January 10, 2021
Given the change of course that has happened in the world, we wanted to provide expert opinions on what aspiring graduates can do to start off their careers in an uncertain economic climate. We wanted to know what skills will be more important, where the economy is doing relatively well, and if there will be any lasting effects on the job market.
Companies are looking for candidates that can handle the new responsibilities of the job market. Recent graduates actually have an advantage because they are comfortable using newer technologies and have been communicating virtually their whole lives. They can take what they've learned and apply it immediately.

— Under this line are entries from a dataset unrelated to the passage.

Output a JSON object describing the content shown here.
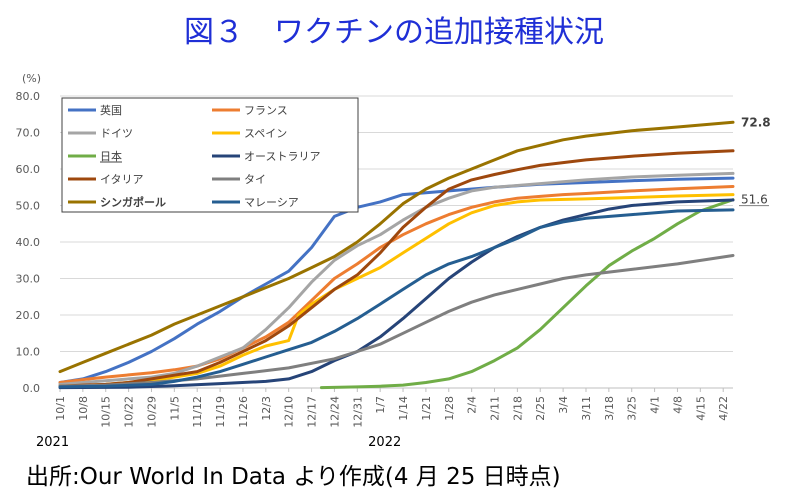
{
  "title": "図３　ワクチンの追加接種状況",
  "source": "出所:Our World In Data より作成(4 月 25 日時点)",
  "colors": {
    "title": "#1F2FD6",
    "grid": "#D9D9D9",
    "axis_text": "#595959"
  },
  "chart_data": {
    "type": "line",
    "ylabel": "(%)",
    "ylim": [
      0,
      80
    ],
    "yticks": [
      "0.0",
      "10.0",
      "20.0",
      "30.0",
      "40.0",
      "50.0",
      "60.0",
      "70.0",
      "80.0"
    ],
    "x_start": "2021-10-01",
    "x_end": "2022-04-25",
    "xticks": [
      "10/1",
      "10/8",
      "10/15",
      "10/22",
      "10/29",
      "11/5",
      "11/12",
      "11/19",
      "11/26",
      "12/3",
      "12/10",
      "12/17",
      "12/24",
      "12/31",
      "1/7",
      "1/14",
      "1/21",
      "1/28",
      "2/4",
      "2/11",
      "2/18",
      "2/25",
      "3/4",
      "3/11",
      "3/18",
      "3/25",
      "4/1",
      "4/8",
      "4/15",
      "4/22"
    ],
    "year_labels": [
      {
        "text": "2021",
        "at": "10/1"
      },
      {
        "text": "2022",
        "at": "1/7"
      }
    ],
    "end_labels": [
      {
        "text": "72.8",
        "series": "シンガポール",
        "bold": true
      },
      {
        "text": "51.6",
        "series": "日本",
        "bold": false
      }
    ],
    "legend_position": "top-left",
    "series": [
      {
        "name": "英国",
        "color": "#4472C4",
        "bold": false,
        "points": [
          [
            "10/1",
            1.5
          ],
          [
            "10/8",
            2.5
          ],
          [
            "10/15",
            4.5
          ],
          [
            "10/22",
            7.0
          ],
          [
            "10/29",
            10.0
          ],
          [
            "11/5",
            13.5
          ],
          [
            "11/12",
            17.5
          ],
          [
            "11/19",
            21.0
          ],
          [
            "11/26",
            25.0
          ],
          [
            "12/3",
            28.5
          ],
          [
            "12/10",
            32.0
          ],
          [
            "12/17",
            38.5
          ],
          [
            "12/24",
            47.0
          ],
          [
            "12/31",
            49.5
          ],
          [
            "1/7",
            51.0
          ],
          [
            "1/14",
            53.0
          ],
          [
            "1/28",
            54.0
          ],
          [
            "2/11",
            55.0
          ],
          [
            "2/25",
            55.8
          ],
          [
            "3/11",
            56.3
          ],
          [
            "3/25",
            56.8
          ],
          [
            "4/8",
            57.2
          ],
          [
            "4/25",
            57.5
          ]
        ]
      },
      {
        "name": "フランス",
        "color": "#ED7D31",
        "bold": false,
        "points": [
          [
            "10/1",
            1.5
          ],
          [
            "10/8",
            2.3
          ],
          [
            "10/15",
            3.0
          ],
          [
            "10/22",
            3.6
          ],
          [
            "10/29",
            4.2
          ],
          [
            "11/5",
            5.0
          ],
          [
            "11/12",
            6.0
          ],
          [
            "11/19",
            8.0
          ],
          [
            "11/26",
            11.0
          ],
          [
            "12/3",
            14.0
          ],
          [
            "12/10",
            18.0
          ],
          [
            "12/17",
            24.0
          ],
          [
            "12/24",
            30.0
          ],
          [
            "12/31",
            34.0
          ],
          [
            "1/7",
            38.5
          ],
          [
            "1/14",
            42.0
          ],
          [
            "1/21",
            45.0
          ],
          [
            "1/28",
            47.5
          ],
          [
            "2/4",
            49.5
          ],
          [
            "2/11",
            51.0
          ],
          [
            "2/18",
            52.0
          ],
          [
            "2/25",
            52.5
          ],
          [
            "3/4",
            53.0
          ],
          [
            "3/11",
            53.3
          ],
          [
            "3/25",
            54.0
          ],
          [
            "4/8",
            54.6
          ],
          [
            "4/25",
            55.2
          ]
        ]
      },
      {
        "name": "ドイツ",
        "color": "#A5A5A5",
        "bold": false,
        "points": [
          [
            "10/1",
            1.0
          ],
          [
            "10/8",
            1.5
          ],
          [
            "10/15",
            2.0
          ],
          [
            "10/22",
            2.5
          ],
          [
            "10/29",
            3.0
          ],
          [
            "11/5",
            4.0
          ],
          [
            "11/12",
            6.0
          ],
          [
            "11/19",
            8.5
          ],
          [
            "11/26",
            11.0
          ],
          [
            "12/3",
            16.0
          ],
          [
            "12/10",
            22.0
          ],
          [
            "12/17",
            29.0
          ],
          [
            "12/24",
            35.0
          ],
          [
            "12/31",
            39.0
          ],
          [
            "1/7",
            42.0
          ],
          [
            "1/14",
            46.0
          ],
          [
            "1/21",
            49.5
          ],
          [
            "1/28",
            52.0
          ],
          [
            "2/4",
            54.0
          ],
          [
            "2/11",
            55.0
          ],
          [
            "2/25",
            56.0
          ],
          [
            "3/11",
            57.0
          ],
          [
            "3/25",
            57.8
          ],
          [
            "4/8",
            58.3
          ],
          [
            "4/25",
            58.8
          ]
        ]
      },
      {
        "name": "スペイン",
        "color": "#FFC000",
        "bold": false,
        "points": [
          [
            "10/1",
            0.5
          ],
          [
            "10/8",
            0.7
          ],
          [
            "10/15",
            1.0
          ],
          [
            "10/22",
            1.5
          ],
          [
            "10/29",
            2.0
          ],
          [
            "11/5",
            3.0
          ],
          [
            "11/12",
            4.0
          ],
          [
            "11/19",
            6.0
          ],
          [
            "11/26",
            9.0
          ],
          [
            "12/3",
            11.5
          ],
          [
            "12/10",
            13.0
          ],
          [
            "12/13",
            20.0
          ],
          [
            "12/17",
            23.0
          ],
          [
            "12/24",
            27.0
          ],
          [
            "12/31",
            30.0
          ],
          [
            "1/7",
            33.0
          ],
          [
            "1/14",
            37.0
          ],
          [
            "1/21",
            41.0
          ],
          [
            "1/28",
            45.0
          ],
          [
            "2/4",
            48.0
          ],
          [
            "2/11",
            50.0
          ],
          [
            "2/18",
            51.0
          ],
          [
            "2/25",
            51.5
          ],
          [
            "3/11",
            51.8
          ],
          [
            "3/25",
            52.2
          ],
          [
            "4/8",
            52.6
          ],
          [
            "4/25",
            53.0
          ]
        ]
      },
      {
        "name": "日本",
        "color": "#70AD47",
        "bold": false,
        "points": [
          [
            "12/20",
            0.1
          ],
          [
            "12/31",
            0.3
          ],
          [
            "1/7",
            0.5
          ],
          [
            "1/14",
            0.8
          ],
          [
            "1/21",
            1.5
          ],
          [
            "1/28",
            2.5
          ],
          [
            "2/4",
            4.5
          ],
          [
            "2/11",
            7.5
          ],
          [
            "2/18",
            11.0
          ],
          [
            "2/25",
            16.0
          ],
          [
            "3/4",
            22.0
          ],
          [
            "3/11",
            28.0
          ],
          [
            "3/18",
            33.5
          ],
          [
            "3/25",
            37.5
          ],
          [
            "4/1",
            41.0
          ],
          [
            "4/8",
            45.0
          ],
          [
            "4/15",
            48.5
          ],
          [
            "4/25",
            51.6
          ]
        ]
      },
      {
        "name": "オーストラリア",
        "color": "#264478",
        "bold": false,
        "points": [
          [
            "10/1",
            0.1
          ],
          [
            "10/22",
            0.2
          ],
          [
            "11/5",
            0.6
          ],
          [
            "11/19",
            1.2
          ],
          [
            "12/3",
            1.8
          ],
          [
            "12/10",
            2.5
          ],
          [
            "12/17",
            4.5
          ],
          [
            "12/24",
            7.5
          ],
          [
            "12/31",
            10.0
          ],
          [
            "1/7",
            14.0
          ],
          [
            "1/14",
            19.0
          ],
          [
            "1/21",
            24.5
          ],
          [
            "1/28",
            30.0
          ],
          [
            "2/4",
            34.5
          ],
          [
            "2/11",
            38.5
          ],
          [
            "2/18",
            41.5
          ],
          [
            "2/25",
            44.0
          ],
          [
            "3/4",
            46.0
          ],
          [
            "3/11",
            47.5
          ],
          [
            "3/18",
            49.0
          ],
          [
            "3/25",
            50.0
          ],
          [
            "4/8",
            51.0
          ],
          [
            "4/25",
            51.5
          ]
        ]
      },
      {
        "name": "イタリア",
        "color": "#9E480E",
        "bold": false,
        "points": [
          [
            "10/1",
            0.5
          ],
          [
            "10/8",
            0.8
          ],
          [
            "10/15",
            1.0
          ],
          [
            "10/22",
            1.5
          ],
          [
            "10/29",
            2.5
          ],
          [
            "11/5",
            3.5
          ],
          [
            "11/12",
            4.5
          ],
          [
            "11/19",
            7.0
          ],
          [
            "11/26",
            10.0
          ],
          [
            "12/3",
            13.0
          ],
          [
            "12/10",
            17.0
          ],
          [
            "12/17",
            22.0
          ],
          [
            "12/24",
            27.0
          ],
          [
            "12/31",
            31.0
          ],
          [
            "1/7",
            37.0
          ],
          [
            "1/14",
            44.0
          ],
          [
            "1/21",
            49.5
          ],
          [
            "1/28",
            54.5
          ],
          [
            "2/4",
            57.0
          ],
          [
            "2/11",
            58.5
          ],
          [
            "2/18",
            59.8
          ],
          [
            "2/25",
            61.0
          ],
          [
            "3/11",
            62.5
          ],
          [
            "3/25",
            63.5
          ],
          [
            "4/8",
            64.3
          ],
          [
            "4/25",
            65.0
          ]
        ]
      },
      {
        "name": "タイ",
        "color": "#7F7F7F",
        "bold": false,
        "points": [
          [
            "10/1",
            0.5
          ],
          [
            "10/15",
            0.8
          ],
          [
            "10/29",
            1.5
          ],
          [
            "11/12",
            2.5
          ],
          [
            "11/26",
            4.0
          ],
          [
            "12/10",
            5.5
          ],
          [
            "12/24",
            8.0
          ],
          [
            "12/31",
            10.0
          ],
          [
            "1/7",
            12.0
          ],
          [
            "1/14",
            15.0
          ],
          [
            "1/21",
            18.0
          ],
          [
            "1/28",
            21.0
          ],
          [
            "2/4",
            23.5
          ],
          [
            "2/11",
            25.5
          ],
          [
            "2/18",
            27.0
          ],
          [
            "2/25",
            28.5
          ],
          [
            "3/4",
            30.0
          ],
          [
            "3/11",
            31.0
          ],
          [
            "3/25",
            32.5
          ],
          [
            "4/8",
            34.0
          ],
          [
            "4/25",
            36.3
          ]
        ]
      },
      {
        "name": "シンガポール",
        "color": "#997300",
        "bold": true,
        "points": [
          [
            "10/1",
            4.5
          ],
          [
            "10/8",
            7.0
          ],
          [
            "10/15",
            9.5
          ],
          [
            "10/22",
            12.0
          ],
          [
            "10/29",
            14.5
          ],
          [
            "11/5",
            17.5
          ],
          [
            "11/12",
            20.0
          ],
          [
            "11/19",
            22.5
          ],
          [
            "11/26",
            25.0
          ],
          [
            "12/3",
            27.5
          ],
          [
            "12/10",
            30.0
          ],
          [
            "12/17",
            33.0
          ],
          [
            "12/24",
            36.0
          ],
          [
            "12/31",
            40.0
          ],
          [
            "1/7",
            45.0
          ],
          [
            "1/14",
            50.5
          ],
          [
            "1/21",
            54.5
          ],
          [
            "1/28",
            57.5
          ],
          [
            "2/4",
            60.0
          ],
          [
            "2/11",
            62.5
          ],
          [
            "2/18",
            65.0
          ],
          [
            "2/25",
            66.5
          ],
          [
            "3/4",
            68.0
          ],
          [
            "3/11",
            69.0
          ],
          [
            "3/25",
            70.5
          ],
          [
            "4/8",
            71.5
          ],
          [
            "4/25",
            72.8
          ]
        ]
      },
      {
        "name": "マレーシア",
        "color": "#255E91",
        "bold": false,
        "points": [
          [
            "10/1",
            0.3
          ],
          [
            "10/15",
            0.5
          ],
          [
            "10/29",
            1.0
          ],
          [
            "11/5",
            1.8
          ],
          [
            "11/12",
            3.0
          ],
          [
            "11/19",
            4.5
          ],
          [
            "11/26",
            6.5
          ],
          [
            "12/3",
            8.5
          ],
          [
            "12/10",
            10.5
          ],
          [
            "12/17",
            12.5
          ],
          [
            "12/24",
            15.5
          ],
          [
            "12/31",
            19.0
          ],
          [
            "1/7",
            23.0
          ],
          [
            "1/14",
            27.0
          ],
          [
            "1/21",
            31.0
          ],
          [
            "1/28",
            34.0
          ],
          [
            "2/4",
            36.0
          ],
          [
            "2/11",
            38.5
          ],
          [
            "2/18",
            41.0
          ],
          [
            "2/25",
            44.0
          ],
          [
            "3/4",
            45.5
          ],
          [
            "3/11",
            46.5
          ],
          [
            "3/25",
            47.5
          ],
          [
            "4/8",
            48.5
          ],
          [
            "4/25",
            48.8
          ]
        ]
      }
    ]
  }
}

We spoke to professors and experts from several universities and companies to get their opinions on where the job market for recent graduates is heading, as well as how young graduates entering the industry can be adequately prepared. Here are their thoughts.
University of Michigan
Biomedical Engineering DepartmentWebsite
Lonnie Shea: -Hospitals and companies have suffered from a decrease in elective procedures, while healthcare resources have been directed toward COVID treatment. Certain areas, such as diagnostics and PPE, have been especially active and will likely see an increase after the current crisis subsides.
-The demand for healthcare will continue to increase, and, of course, the pandemic has put a huge emphasis on certain sectors. This impact may be transient, but it may last several years. Overall, there will be a renewed emphasis on detection, diagnosis, prevention, and treatment of viral diseases, as well as the offering of healthcare in a pandemic environment. BMEs are well placed to help meet these needs.
-We do not yet know what the mid- to long-term effects of the pandemic on human health will be. We expect there will be some, and BMEs are good people to address these issues from an engineering perspective
-We expect there will be more remote job interviews and more remote jobs. Virtual design and testing will also become more prevalent, though we doubt it will supplant physical prototyping and testing (at least for a while).
Lonnie Shea: -It has always been the case, and continues to be, that communication skills are among the most important. Presumably, the rise in remote work caused by the pandemic will put an emphasis on this skill. We expect almost everyone asked will say this, but it is probably also true for BMEs.
-Remote communication, electronic whiteboarding, skills with remote platforms, training etc.
-A working knowledge of the medical device product development process gained through student design projects is a plus. Intern/co-op experience is a true differentiator.
-For BMEs, we think an understanding of digital healthcare, telemedicine, cybersecurity, and human factors will continue to become more important, even if that is not your direct job function.
-This skill may be too nitty-gritty, but an awareness of how healthcare is shifting to value-based models is important for BMEs, i.e. that they know a bit more about the business trends that affect their field.
Lonnie Shea: -Minneapolis, Boston, and Southern California are the first areas mentioned. Florida, Illinois, and New York are also very active. States like Michigan, Indiana, and Pennsylvania have a lot of med device activity, even though they are not the first that come to mind.
-We surveyed our alumni working in medtech and the large majority indicated that it is likely that they will return to their company's office location when pandemic-related restrictions are lifted. But a large number (about 70%) indicated that they would continue to work at least partly from home; most said 3 days a week in the office (see graphs below). So it would seem that remote work will continue, and geographical location may be of somewhat lower importance.
Loyola Marymount University
Dr. Gianna McMillan: They will need to have computer skills and be willing to adapt creatively to work remotely. Bioethics is a changing field with three main categories: medical ethics, public health ethics, and research ethics. Young graduates will need to be up to date in all three areas since they overlap, but with particular attention to their field of interest. The legal landscape continues to evolve, in all areas, and is different from state to state, so basic knowledge of current issues is needed. I tell my students they might have to do some things for free to prove their commitment and skill set. Volunteering and unpaid internships are a great way to build a resume and network within the field. Creativity is important. Sometimes a couple of hours of service at a local health clinic or writing for a blog can turn into a job or generate ideas for where bioethics is needed.
Dr. Gianna McMillan: Bioethics is multidisciplinary -- so a "bioethicist" can work anywhere. Disease-specific organizations need patient advocates, health literacy experts, and community organizers, as do local and state public health services. Clinical ethics (on-site at hospitals) requires a lot of training, but some ethics committees need non-scientists and community representatives. Research is done at most major hospitals, and there are large teams of research analysts and administrators to handle the paperwork and the ethical review of each study. There are good entry-level opportunities there.
Dr. Gianna McMillan: Evaluating internet sources critically will be necessary, as will the ability to create credible content. Large databases will become increasingly important, so having a good grasp on that skill set would be a good idea. Technology, either as "assistance" or as "evaluate and report," will become increasingly popular. Peripheral fields in engineering, medical device design, and patient interface systems might seem like a stretch -- but there are many bioethical issues to be considered as these become integrated into daily life and the care of the sick or elderly. One of the biggest challenges ahead is how our global society will deal with the intersection between health, privacy, and technology, significantly, as it impacts personal and communal health. Consistent parameters, regionally, nationally, and internationally will be crucial.